A emissão depende de investidores dispostos a entregar cestas prontas com as 69 ações do índice em suas respectivas porcentagens. No caso do Bova11, o aplicador tem de adquirir no mínimo 100 mil cotas, o equivalente a cerca de R$ 6,6 milhões no fim de abril. Tradicionalmente, os mais interessados no produto são as tesourarias bancárias. Mas, nos últimos meses, os fundos de pensão também têm ingressado no mercado primário de ETFs.

Segundo Luiz Felipe Andrade, diretor da BlackRock, as fundações têm uma vantagem ao investir em ETFs: elas podem abrir mão dos seus fundos passivos de investimento em ações, que geram despesas de taxas de administração. Assim, economizam e ainda podem apurar ganhos com o aluguel das cotas. O Bova11, ETF mais popular do mercado brasileiro, tem hoje um saldo positivo de 116 pedidos de emissão de lotes de cotas.

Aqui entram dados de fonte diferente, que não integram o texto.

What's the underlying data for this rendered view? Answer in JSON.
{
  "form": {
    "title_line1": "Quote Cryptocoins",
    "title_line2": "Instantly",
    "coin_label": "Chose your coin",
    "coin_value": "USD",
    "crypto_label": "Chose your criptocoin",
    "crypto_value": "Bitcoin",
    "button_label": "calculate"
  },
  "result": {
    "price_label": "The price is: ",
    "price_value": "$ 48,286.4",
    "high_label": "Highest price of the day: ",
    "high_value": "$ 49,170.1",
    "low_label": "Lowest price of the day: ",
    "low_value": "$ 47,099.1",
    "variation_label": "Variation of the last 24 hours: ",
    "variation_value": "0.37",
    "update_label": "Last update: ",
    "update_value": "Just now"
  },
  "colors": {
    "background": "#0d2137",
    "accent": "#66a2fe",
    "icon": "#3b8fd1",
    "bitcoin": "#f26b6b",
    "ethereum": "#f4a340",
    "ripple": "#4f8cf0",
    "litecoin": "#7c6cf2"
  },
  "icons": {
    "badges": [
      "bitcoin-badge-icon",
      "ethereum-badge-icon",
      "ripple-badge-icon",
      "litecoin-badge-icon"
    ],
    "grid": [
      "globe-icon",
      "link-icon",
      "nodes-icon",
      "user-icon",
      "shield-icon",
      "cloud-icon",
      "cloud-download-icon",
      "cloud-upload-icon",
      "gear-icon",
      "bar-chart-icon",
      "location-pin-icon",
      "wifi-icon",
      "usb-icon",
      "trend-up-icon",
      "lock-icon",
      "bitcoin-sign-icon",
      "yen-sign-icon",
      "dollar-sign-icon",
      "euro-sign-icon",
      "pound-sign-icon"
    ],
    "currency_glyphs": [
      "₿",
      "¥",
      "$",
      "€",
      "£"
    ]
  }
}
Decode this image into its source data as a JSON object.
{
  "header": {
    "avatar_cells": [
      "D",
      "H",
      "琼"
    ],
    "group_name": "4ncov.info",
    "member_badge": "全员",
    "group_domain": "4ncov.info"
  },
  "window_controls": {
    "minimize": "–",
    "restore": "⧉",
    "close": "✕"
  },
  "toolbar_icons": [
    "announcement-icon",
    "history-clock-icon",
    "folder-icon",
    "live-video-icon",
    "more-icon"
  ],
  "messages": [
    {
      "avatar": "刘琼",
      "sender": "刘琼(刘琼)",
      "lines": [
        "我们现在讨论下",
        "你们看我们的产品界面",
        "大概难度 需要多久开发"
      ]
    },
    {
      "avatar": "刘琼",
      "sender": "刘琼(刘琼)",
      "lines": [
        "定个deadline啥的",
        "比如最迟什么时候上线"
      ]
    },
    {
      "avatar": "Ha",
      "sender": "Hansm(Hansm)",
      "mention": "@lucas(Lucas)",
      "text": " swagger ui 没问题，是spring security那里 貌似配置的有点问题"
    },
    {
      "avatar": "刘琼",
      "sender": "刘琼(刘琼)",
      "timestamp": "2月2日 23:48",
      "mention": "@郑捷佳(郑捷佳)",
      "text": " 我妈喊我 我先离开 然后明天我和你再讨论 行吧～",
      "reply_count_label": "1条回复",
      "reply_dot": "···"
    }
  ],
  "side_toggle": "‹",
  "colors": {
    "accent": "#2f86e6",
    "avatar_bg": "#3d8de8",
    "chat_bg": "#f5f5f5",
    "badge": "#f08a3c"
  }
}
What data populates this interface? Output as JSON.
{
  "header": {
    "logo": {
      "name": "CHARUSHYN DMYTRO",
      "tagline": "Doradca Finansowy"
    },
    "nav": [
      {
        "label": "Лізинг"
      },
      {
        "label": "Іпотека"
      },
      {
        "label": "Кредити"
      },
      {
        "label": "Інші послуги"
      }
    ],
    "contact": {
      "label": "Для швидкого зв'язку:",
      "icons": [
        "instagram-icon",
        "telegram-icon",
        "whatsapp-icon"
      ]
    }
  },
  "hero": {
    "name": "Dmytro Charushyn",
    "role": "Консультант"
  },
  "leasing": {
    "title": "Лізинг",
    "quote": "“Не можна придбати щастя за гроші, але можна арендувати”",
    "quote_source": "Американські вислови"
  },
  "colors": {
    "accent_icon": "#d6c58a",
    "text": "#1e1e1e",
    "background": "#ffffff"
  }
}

Para alavancar ainda mais os fundos de índice, a Comissão de Valores Mobiliários (CVM) quer modernizar a Instrução 359, de 2002. O mercado pede ao regulador a possibilidade de aportes em dinheiro. No formato atual, o investidor troca recursos pela cesta de ações e, posteriormente, pela cota. A posse dos ativos, ainda que rápida, é um entrave aos aplicadores com políticas de investimento restritivas, como os fundos de pensão. Outro desejo dos investidores é a ampliação dos ativos elegíveis à criação de um ETF. Há instituições querendo oferecer ETFs replicando índices de moedas e ações estrangeiras, por exemplo.